The offsite followed the structure laid out in this blog post by Matt Rocklin and I thoroughly enjoyed the format. If you’re interested in running successful offsites I can definitely recommend this model.
2. Walking meetings
Much of the workday during the offsite was spent in an office with a large screen and a whiteboard which are key to having good quality technical discussions. But there were a long list of non-technical discussion topics that we also wanted to cover that just needed everyone alert and up for a bit of debate and discussion.
For this we drove into the countryside and spent a couple of hours taking a walk. Every now and then we would stop, catch our breath and discuss one of the topics from the list. Once the discussion reached an impasse or ran out of steam we continued walking for a bit longer. I really enjoyed this approach because we got through many topics in a reasonable amount of time, everyone was engaged in each discussion and we didn’t get stuck talking in circles on any particular topic.

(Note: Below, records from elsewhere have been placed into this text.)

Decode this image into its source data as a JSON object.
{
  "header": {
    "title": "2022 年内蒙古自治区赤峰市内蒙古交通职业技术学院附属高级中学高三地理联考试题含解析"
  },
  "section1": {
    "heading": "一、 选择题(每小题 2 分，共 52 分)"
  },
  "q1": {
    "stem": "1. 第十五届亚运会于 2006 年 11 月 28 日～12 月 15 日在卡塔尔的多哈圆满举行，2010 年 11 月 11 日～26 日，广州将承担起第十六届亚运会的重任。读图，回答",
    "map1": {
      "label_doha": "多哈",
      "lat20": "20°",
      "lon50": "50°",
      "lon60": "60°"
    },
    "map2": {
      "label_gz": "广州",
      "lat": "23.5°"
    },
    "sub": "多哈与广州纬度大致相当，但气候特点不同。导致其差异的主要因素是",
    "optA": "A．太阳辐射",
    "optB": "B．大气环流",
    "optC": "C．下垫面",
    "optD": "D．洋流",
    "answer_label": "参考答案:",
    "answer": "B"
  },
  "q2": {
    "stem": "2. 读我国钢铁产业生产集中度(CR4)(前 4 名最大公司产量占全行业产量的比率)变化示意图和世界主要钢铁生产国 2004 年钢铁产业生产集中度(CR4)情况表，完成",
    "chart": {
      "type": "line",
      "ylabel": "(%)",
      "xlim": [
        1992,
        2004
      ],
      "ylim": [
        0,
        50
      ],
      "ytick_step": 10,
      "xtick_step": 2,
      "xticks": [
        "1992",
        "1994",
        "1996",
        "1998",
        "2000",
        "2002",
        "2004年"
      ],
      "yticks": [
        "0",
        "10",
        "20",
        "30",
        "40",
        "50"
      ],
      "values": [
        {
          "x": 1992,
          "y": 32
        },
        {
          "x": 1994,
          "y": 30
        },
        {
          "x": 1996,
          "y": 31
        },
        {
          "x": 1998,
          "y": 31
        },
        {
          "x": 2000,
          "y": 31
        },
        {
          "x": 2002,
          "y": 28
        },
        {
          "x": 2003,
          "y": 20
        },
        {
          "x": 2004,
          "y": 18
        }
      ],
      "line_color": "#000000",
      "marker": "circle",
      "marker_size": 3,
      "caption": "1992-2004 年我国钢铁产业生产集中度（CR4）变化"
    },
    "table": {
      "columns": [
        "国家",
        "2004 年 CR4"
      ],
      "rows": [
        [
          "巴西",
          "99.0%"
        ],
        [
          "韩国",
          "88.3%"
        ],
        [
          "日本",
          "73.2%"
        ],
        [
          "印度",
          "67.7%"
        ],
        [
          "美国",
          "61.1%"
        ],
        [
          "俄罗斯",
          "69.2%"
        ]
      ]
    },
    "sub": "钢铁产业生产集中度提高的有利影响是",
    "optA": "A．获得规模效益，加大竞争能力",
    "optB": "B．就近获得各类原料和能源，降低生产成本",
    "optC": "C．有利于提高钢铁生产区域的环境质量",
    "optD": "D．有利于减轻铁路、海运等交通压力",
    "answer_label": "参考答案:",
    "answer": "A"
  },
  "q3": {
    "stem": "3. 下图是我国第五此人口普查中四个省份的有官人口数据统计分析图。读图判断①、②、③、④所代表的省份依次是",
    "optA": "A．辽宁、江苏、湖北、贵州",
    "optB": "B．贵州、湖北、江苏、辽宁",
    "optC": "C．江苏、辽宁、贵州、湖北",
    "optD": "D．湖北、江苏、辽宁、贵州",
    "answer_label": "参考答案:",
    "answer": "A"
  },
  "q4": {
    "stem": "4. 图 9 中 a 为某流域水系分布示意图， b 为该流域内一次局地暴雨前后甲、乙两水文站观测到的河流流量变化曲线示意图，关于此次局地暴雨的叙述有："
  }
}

Before we started walking again we would read out the next topic. I think having a bit of time to think on it individually before discussing as a group helped folks form their thoughts better, and having an activity to do during that time avoided any awkward silences.
There were topics that didn’t really come to a conclusion and that felt a little dissatisfying, but on reflection I’m not sure if more talking would’ve helped so perhaps this was a fine way to leave things.

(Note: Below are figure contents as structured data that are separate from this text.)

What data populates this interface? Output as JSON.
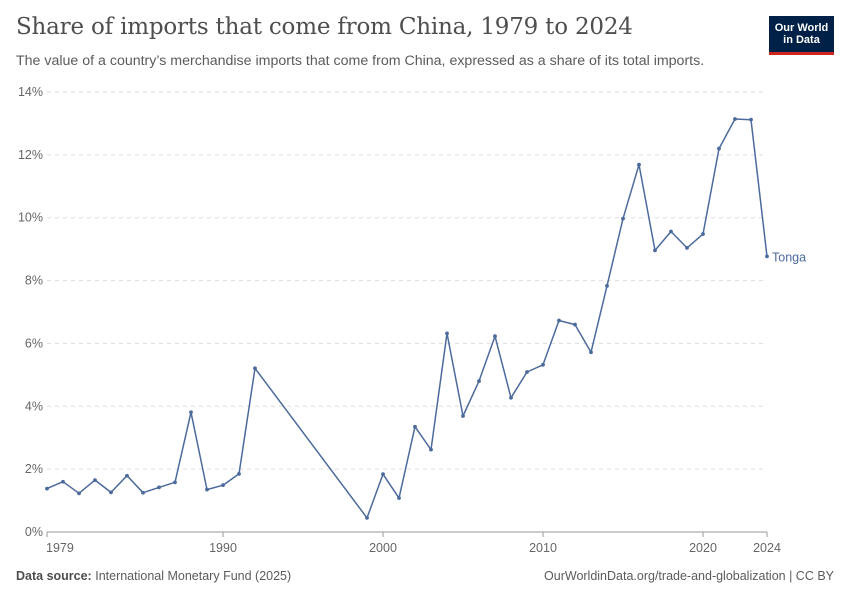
{
  "header": {
    "title": "Share of imports that come from China, 1979 to 2024",
    "subtitle": "The value of a country’s merchandise imports that come from China, expressed as a share of its total imports.",
    "logo_line1": "Our World",
    "logo_line2": "in Data"
  },
  "footer": {
    "source_label": "Data source:",
    "source_text": "International Monetary Fund (2025)",
    "right_text": "OurWorldinData.org/trade-and-globalization | CC BY"
  },
  "colors": {
    "series": "#4c6a9c",
    "grid": "#dddddd",
    "axis": "#999999"
  },
  "chart_data": {
    "type": "line",
    "title": "Share of imports that come from China, 1979 to 2024",
    "xlabel": "",
    "ylabel": "",
    "xlim": [
      1979,
      2024
    ],
    "ylim": [
      0,
      14
    ],
    "x_ticks": [
      1979,
      1990,
      2000,
      2010,
      2020,
      2024
    ],
    "y_ticks": [
      0,
      2,
      4,
      6,
      8,
      10,
      12,
      14
    ],
    "y_tick_labels": [
      "0%",
      "2%",
      "4%",
      "6%",
      "8%",
      "10%",
      "12%",
      "14%"
    ],
    "grid": "horizontal-dashed",
    "series": [
      {
        "name": "Tonga",
        "x": [
          1979,
          1980,
          1981,
          1982,
          1983,
          1984,
          1985,
          1986,
          1987,
          1988,
          1989,
          1990,
          1991,
          1992,
          1999,
          2000,
          2001,
          2002,
          2003,
          2004,
          2005,
          2006,
          2007,
          2008,
          2009,
          2010,
          2011,
          2012,
          2013,
          2014,
          2015,
          2016,
          2017,
          2018,
          2019,
          2020,
          2021,
          2022,
          2023,
          2024
        ],
        "values": [
          1.38,
          1.6,
          1.23,
          1.65,
          1.26,
          1.79,
          1.25,
          1.42,
          1.58,
          3.81,
          1.35,
          1.49,
          1.85,
          5.21,
          0.45,
          1.84,
          1.08,
          3.35,
          2.62,
          6.32,
          3.69,
          4.8,
          6.23,
          4.27,
          5.09,
          5.32,
          6.73,
          6.6,
          5.72,
          7.83,
          9.97,
          11.69,
          8.96,
          9.56,
          9.04,
          9.48,
          12.2,
          13.14,
          13.12,
          8.77
        ]
      }
    ]
  }
}
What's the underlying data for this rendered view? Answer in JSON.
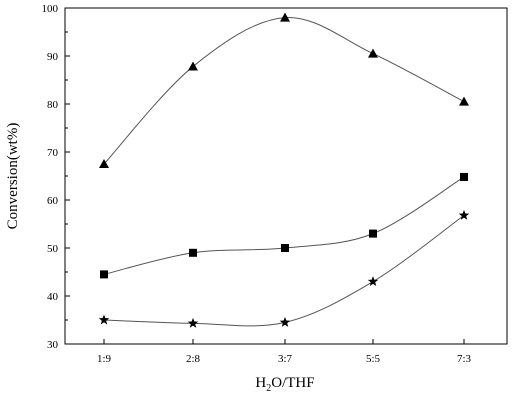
{
  "chart_data": {
    "type": "scatter",
    "title": "",
    "xlabel": {
      "main": "H",
      "sub": "2",
      "rest": "O/THF"
    },
    "ylabel": "Conversion(wt%)",
    "categories": [
      "1:9",
      "2:8",
      "3:7",
      "5:5",
      "7:3"
    ],
    "ylim": [
      30,
      100
    ],
    "yticks": [
      "30",
      "40",
      "50",
      "60",
      "70",
      "80",
      "90",
      "100"
    ],
    "grid": false,
    "series": [
      {
        "marker": "triangle",
        "values": [
          67.5,
          87.8,
          98.0,
          90.5,
          80.5
        ]
      },
      {
        "marker": "square",
        "values": [
          44.5,
          49.0,
          50.0,
          53.0,
          64.8
        ]
      },
      {
        "marker": "star",
        "values": [
          35.0,
          34.3,
          34.5,
          43.0,
          56.8
        ]
      }
    ],
    "colors": {
      "line": "#555555",
      "marker": "#000000",
      "axis": "#000000"
    }
  }
}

3. Production readiness in PyData
A topic we discussed a lot while we were together was what does production readiness mean for open source projects in the PyData ecosystem.
In Dask we strive to ensure our users have a good time, that things don’t break unexpectedly and folks can upgrade easily when they want newer features. But does that mean Dask is production ready?

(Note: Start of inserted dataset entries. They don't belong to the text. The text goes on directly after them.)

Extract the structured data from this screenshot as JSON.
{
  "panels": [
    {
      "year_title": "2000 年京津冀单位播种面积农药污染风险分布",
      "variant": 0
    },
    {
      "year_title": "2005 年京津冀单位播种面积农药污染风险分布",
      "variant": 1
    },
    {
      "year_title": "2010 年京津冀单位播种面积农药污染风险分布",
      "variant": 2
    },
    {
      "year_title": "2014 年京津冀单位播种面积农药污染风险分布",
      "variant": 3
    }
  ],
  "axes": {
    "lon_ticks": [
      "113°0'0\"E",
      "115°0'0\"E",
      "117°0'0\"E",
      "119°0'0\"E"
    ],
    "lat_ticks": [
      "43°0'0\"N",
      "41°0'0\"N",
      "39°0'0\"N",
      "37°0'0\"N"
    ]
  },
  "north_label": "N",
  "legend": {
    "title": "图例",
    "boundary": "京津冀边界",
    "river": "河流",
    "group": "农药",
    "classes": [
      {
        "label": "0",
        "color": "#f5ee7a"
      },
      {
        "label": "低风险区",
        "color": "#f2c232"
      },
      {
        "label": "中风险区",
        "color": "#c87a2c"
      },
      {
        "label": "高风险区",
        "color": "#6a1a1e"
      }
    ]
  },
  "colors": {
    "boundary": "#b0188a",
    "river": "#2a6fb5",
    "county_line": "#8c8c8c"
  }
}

Many people run Dask in production and they seem to be happy. Folks like RAPIDS are building tools on top of Dask and our customers also seem happy.
Other adjacent projects like Pandas are heavily used in production and we generally consider Dask to be of a similar level of maturity and stability as Pandas.
Putting all of this together gives me confidence when telling folks that Dask is production ready, but it was interesting to note that we were measuring this using anecdotes rather than data. Perhaps this is something we should continue to explore in the future.
We also spent a lot of time this week talking about benchmarks. The Coiled team have put a lot of effort lately into setting up a suite of benchmarks that run on Dask every day and have produced some nice dashboards that show how Dask’s performance changes over time. This makes it possible to identify when a regression happens and allows us to track down the change that caused it. We identified this as a key area that we can to continue collaborating on and improving in the Dask community as it is a super useful tool.
This also got me thinking generally about testing in Python. Typically when we write tests they are pass/fail. Most projects ensure that all tests pass every time you merge a PR to have confidence that things are working. Benchmarks are more rare though. CI platforms like GitHub Actions don’t have any clear way of tracking arbitrary measurements like wall time or average memory and so folks have to find their own infrastructure and run a tool like ASV.
Actioning benchmark data is also a little trickier than normal tests. Often you are trying to minimize a number such as how long something takes to run, but you need to decide what is good enough. Are you willing to sacrifice that number in exchange for some other change? It’s less clear cut and down to use judgement.
Some projects may also care less about raw performance and instead favor things like user experience which is harder again to empirically measure. So I understand why fewer projects do this compared to unit testing, but I’d love to see more tools for benchmarking and see more projects invest in data driven development.
5. Podcast: Under the Radar
One of my favourite podcasts is Under the Radar by David Smith and Marco Arment. They are both independent app developers who focus on Apple products. They always keep the show under 30 minutes and tend to dive into interesting developer topics. I especially enjoy the show because they talk about software engineering but not the same technologies, platforms, business models, etc that I work with day to day. This means when I notice similarities and patterns they stand out more. It also means I can switch off from work but still listen to something about the thing I do every day.
I enjoyed their episode this week on motivation slumps. I sympathise a lot with what they talked about. I find myself having insanely productive weeks one week and then beat myself up the next week for getting nothing done, it was kinda reassuring to hear that this happens to other folks.
That’s a wrap, have a great weekend everyone!